April 12, 2004
Room in Hell
Hey, how are you? Dude, it's been a while, pull up a chair!Ack. This has not been, all told, one of the great weeks. Much of that is down to the usual ongoing bullshit, and some of it really doesn't bear going into, so, basically, I won't.
What does bear going into? Let's see.
No real news on the work front. There are, as ever, possibilities, hovering. In the short term, the company I just quit wants me to come back and do some contract work for them. I don't have the details, but chances are I'll do it because (a) it'll be easy and (b) it'll be familiar and (c) it'll be some handy short-term cash I don't have to make an effort to get to keep me going while I'm trying to find the stuff I do have to make an effort to get; have to sell myself for. HiScore already know I can do it and that they want me, and all I have to do is say yes. There's none of that prowling around one another and putting one's best foot forward and lily-gilding to go through, it's totally terra cognita, just sign on the dotted line, hack the code, take the readies.

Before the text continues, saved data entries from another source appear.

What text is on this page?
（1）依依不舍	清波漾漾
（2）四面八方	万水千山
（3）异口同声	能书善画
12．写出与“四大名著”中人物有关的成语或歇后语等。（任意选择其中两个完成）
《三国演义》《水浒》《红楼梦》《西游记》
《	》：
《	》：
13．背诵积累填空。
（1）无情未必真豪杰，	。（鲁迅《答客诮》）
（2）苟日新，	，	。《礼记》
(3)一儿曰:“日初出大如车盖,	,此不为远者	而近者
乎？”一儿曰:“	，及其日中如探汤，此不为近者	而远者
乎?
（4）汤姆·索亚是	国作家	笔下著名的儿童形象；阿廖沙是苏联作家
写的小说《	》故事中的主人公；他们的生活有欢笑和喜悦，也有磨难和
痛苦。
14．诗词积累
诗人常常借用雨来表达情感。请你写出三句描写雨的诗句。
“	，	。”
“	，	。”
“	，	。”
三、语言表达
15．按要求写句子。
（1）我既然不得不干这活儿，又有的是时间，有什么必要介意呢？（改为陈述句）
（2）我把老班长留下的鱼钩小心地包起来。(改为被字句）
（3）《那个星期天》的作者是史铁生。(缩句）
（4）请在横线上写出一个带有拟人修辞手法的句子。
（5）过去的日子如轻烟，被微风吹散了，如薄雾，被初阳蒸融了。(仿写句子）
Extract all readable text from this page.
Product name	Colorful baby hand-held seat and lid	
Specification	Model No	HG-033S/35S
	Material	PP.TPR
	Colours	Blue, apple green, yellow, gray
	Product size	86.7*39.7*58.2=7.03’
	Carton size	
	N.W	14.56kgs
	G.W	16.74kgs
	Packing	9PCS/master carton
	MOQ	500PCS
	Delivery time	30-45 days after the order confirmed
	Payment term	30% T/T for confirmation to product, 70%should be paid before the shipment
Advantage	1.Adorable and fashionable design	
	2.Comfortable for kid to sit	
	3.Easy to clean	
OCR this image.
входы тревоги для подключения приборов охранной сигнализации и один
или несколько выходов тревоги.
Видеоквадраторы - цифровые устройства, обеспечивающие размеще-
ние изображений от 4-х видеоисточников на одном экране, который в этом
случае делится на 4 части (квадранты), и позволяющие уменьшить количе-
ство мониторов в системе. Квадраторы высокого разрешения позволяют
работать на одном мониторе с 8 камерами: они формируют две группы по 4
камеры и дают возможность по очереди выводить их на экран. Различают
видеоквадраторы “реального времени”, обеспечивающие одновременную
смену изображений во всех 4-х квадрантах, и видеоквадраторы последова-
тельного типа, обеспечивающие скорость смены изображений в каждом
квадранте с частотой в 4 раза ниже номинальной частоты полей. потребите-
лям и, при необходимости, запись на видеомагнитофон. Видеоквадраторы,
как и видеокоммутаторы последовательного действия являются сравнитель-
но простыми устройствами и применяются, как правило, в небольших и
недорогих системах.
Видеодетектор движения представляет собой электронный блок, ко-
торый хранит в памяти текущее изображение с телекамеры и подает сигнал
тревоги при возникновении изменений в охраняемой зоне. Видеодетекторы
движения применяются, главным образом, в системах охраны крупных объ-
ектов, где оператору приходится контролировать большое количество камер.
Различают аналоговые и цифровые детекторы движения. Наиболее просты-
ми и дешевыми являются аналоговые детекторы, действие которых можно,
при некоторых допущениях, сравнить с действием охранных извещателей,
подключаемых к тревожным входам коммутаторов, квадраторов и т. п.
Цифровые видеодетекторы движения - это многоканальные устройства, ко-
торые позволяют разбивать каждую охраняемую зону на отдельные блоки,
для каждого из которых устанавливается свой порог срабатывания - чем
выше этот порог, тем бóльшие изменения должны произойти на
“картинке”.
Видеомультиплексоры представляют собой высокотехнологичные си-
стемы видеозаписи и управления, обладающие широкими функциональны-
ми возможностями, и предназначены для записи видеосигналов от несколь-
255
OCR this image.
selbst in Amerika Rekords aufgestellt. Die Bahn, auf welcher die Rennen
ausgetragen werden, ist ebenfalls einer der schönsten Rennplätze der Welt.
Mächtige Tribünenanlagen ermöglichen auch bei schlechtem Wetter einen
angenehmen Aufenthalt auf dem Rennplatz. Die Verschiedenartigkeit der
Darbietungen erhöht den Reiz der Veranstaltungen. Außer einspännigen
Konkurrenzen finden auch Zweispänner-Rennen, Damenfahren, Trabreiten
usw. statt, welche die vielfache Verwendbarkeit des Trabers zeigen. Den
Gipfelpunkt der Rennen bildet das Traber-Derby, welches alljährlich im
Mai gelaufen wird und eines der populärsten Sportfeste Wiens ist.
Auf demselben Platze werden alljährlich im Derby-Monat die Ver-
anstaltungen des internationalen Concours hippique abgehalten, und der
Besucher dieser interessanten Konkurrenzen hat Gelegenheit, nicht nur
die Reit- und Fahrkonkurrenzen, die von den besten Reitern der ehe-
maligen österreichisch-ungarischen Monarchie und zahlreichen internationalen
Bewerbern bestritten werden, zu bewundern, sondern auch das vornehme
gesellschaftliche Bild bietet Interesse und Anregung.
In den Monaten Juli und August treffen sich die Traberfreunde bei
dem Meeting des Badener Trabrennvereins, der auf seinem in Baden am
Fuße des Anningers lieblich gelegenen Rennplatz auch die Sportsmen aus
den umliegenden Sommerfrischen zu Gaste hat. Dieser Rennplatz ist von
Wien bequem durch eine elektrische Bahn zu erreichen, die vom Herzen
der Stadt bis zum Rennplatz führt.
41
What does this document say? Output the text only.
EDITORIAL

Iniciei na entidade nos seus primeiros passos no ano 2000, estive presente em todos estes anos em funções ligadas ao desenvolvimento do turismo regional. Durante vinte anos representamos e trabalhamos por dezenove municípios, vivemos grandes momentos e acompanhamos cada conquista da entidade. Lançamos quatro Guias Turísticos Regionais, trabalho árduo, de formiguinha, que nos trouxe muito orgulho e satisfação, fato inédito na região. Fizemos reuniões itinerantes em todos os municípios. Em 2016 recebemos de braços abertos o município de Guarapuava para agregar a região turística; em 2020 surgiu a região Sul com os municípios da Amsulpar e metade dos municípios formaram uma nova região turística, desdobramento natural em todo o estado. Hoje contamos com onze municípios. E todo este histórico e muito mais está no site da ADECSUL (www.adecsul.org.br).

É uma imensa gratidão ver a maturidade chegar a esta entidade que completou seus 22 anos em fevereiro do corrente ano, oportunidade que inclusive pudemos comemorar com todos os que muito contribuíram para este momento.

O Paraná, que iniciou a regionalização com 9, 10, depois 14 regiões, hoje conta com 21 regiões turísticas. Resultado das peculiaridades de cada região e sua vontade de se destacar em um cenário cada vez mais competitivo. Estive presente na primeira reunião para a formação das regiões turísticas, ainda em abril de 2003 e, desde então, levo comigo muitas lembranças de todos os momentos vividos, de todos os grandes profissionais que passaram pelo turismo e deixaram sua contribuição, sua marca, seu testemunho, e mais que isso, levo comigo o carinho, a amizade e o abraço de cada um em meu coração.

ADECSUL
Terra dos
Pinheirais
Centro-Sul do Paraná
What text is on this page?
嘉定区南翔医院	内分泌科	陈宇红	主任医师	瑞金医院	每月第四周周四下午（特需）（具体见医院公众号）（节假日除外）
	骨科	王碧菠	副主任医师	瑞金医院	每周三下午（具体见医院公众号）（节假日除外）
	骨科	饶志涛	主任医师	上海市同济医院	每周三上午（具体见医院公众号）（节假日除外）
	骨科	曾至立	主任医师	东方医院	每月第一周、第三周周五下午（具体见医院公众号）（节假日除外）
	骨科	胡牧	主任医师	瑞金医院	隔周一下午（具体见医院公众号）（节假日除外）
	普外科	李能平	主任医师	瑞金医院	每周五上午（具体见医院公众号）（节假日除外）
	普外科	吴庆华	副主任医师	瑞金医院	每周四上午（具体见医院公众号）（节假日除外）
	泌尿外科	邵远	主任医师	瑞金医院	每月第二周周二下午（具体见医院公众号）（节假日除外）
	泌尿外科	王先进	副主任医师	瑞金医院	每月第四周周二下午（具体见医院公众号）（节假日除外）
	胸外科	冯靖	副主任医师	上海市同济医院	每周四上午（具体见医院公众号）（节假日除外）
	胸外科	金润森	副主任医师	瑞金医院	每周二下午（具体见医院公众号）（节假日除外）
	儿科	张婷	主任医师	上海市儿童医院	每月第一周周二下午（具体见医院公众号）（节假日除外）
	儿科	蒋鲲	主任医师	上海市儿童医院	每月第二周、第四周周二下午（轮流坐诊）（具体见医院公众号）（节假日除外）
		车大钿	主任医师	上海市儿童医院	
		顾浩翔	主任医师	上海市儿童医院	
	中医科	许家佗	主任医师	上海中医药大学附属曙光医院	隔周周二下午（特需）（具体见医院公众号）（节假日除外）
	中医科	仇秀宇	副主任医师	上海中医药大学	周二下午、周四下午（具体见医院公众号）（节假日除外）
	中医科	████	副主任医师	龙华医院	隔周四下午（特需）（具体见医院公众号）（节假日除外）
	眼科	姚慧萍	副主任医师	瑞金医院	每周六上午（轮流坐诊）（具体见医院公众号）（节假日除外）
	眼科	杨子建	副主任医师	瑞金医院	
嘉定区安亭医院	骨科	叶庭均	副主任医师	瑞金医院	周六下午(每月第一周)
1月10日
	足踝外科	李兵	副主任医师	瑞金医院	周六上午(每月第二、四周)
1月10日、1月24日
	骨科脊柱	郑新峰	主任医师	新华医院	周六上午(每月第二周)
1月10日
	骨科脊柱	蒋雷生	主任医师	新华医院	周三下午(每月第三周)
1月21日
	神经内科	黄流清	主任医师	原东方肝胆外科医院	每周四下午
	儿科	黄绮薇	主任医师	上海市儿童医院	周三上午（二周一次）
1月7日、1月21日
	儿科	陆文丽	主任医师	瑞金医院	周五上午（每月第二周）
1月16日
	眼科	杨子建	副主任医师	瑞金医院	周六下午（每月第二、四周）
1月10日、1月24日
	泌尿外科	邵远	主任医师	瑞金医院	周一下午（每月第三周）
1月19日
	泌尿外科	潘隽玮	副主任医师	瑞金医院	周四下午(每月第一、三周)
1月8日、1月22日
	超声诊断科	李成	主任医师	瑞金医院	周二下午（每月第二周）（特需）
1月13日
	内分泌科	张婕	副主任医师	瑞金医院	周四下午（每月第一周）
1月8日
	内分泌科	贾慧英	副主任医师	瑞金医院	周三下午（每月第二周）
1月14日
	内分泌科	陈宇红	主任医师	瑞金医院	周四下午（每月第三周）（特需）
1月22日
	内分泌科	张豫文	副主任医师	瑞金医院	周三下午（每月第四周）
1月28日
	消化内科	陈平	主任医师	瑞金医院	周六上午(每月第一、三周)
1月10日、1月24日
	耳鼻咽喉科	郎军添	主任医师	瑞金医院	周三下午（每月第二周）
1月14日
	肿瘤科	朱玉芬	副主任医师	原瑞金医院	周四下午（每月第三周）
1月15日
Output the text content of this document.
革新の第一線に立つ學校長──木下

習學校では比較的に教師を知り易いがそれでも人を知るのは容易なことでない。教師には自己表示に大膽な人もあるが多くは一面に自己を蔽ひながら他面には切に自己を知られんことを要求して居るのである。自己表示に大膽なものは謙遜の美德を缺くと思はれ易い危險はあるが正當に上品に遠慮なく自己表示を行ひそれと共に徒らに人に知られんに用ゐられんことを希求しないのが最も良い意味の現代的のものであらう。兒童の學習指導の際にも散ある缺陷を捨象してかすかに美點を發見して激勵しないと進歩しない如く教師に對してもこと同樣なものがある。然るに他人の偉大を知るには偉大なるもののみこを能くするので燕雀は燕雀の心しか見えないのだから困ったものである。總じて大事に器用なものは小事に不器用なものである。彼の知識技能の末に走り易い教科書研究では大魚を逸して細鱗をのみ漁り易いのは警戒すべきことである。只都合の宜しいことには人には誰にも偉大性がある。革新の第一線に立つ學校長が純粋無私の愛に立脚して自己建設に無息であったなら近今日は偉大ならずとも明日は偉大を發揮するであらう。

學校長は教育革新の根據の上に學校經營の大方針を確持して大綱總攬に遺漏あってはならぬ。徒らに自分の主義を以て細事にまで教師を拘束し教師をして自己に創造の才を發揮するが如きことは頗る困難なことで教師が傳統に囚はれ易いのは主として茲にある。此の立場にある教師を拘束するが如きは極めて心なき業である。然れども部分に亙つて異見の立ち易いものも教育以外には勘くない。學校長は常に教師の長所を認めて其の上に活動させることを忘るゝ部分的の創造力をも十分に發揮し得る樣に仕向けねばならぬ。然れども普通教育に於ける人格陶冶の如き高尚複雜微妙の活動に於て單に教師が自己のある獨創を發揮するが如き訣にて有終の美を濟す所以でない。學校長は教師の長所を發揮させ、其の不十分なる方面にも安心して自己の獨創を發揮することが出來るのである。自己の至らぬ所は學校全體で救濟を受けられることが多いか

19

This, of course, has been one of the main shaping forces of my career to date: the path of least resistance. People I know, people I've worked with before, people who recognize and accept both my shortcomings and my talents, offer me work, and it's hard to say no to that. Why face the shock of the new when you can let yourself wallow in the welcoming stagnation of the old? But after a few years you do find yourself looking back on a rather moribund and directionless working life.
Two separate agents contacted me the other day about a Flash contract that -- well, need I say more? My feelings on the subject of Flash are well documented here. And this was out of town to boot. The agent who contacted me by email said (and this is a verbatim quote):
Riiiiight. I should have called him up and said: "OK then, I'll do it for a cool million" -- I mean, that might be nearly sufficient recompense for 6 weeks ActionScripting in Chertsey -- but I don't have the front for a gag like that, and who, after all, would benefit from my being such a dick?
So I only talked to the agent who'd contacted me by telephone, and we quickly came to the conclusion that this probably wasn't the thing for me. But on further perusal of my CV she thought that perhaps [consumer electronics giant X] might be interested in whatever mysterious thing it is I have to offer, so now I have a questionnaire from [consumer electronics giant X] to fill out, and heaven only knows where that may lead (although my pessimistic side is willing to take a wild guess).
In the meantime, well, it's been a rough week, as I said, but not without its positive moments. On Monday the BBC showed Adam Simon's seminal horror documentary The American Nightmare, which I first saw with Ian at the London Film Festival back in 2000, and that prompted me to get off my arse and see the new Dawn of the Dead remake.
Given that the original was one of the key products of the US independent horror cycle of the 60s and 70s, the new one had its work cut out for it. Unsurprisingly, it doesn't really measure up. It's extremely violent and gory, but pretty much lets the whole consumerist satire of the original go by the wayside in favour of speed-zombies borrowed wholesale from 28 Days Later (itself largely a homage to the Romero and Carpenter movies that invented this survival horror genre, once radical, now the staple of any number of tedious, blood-drenched videogames). There are plenty of knowing nods to that 70s heyday, including cameos from stars of the original and make-up wiz Tom Savini, but ultimately it comes across as a schlocky splatter film with nothing to say.
It certainly never approaches the existential bleakness that George Romero sums up in The American Nightmare, when one of his characters asks "What the hell are they?"
Um. Did I say positive moments? Damn.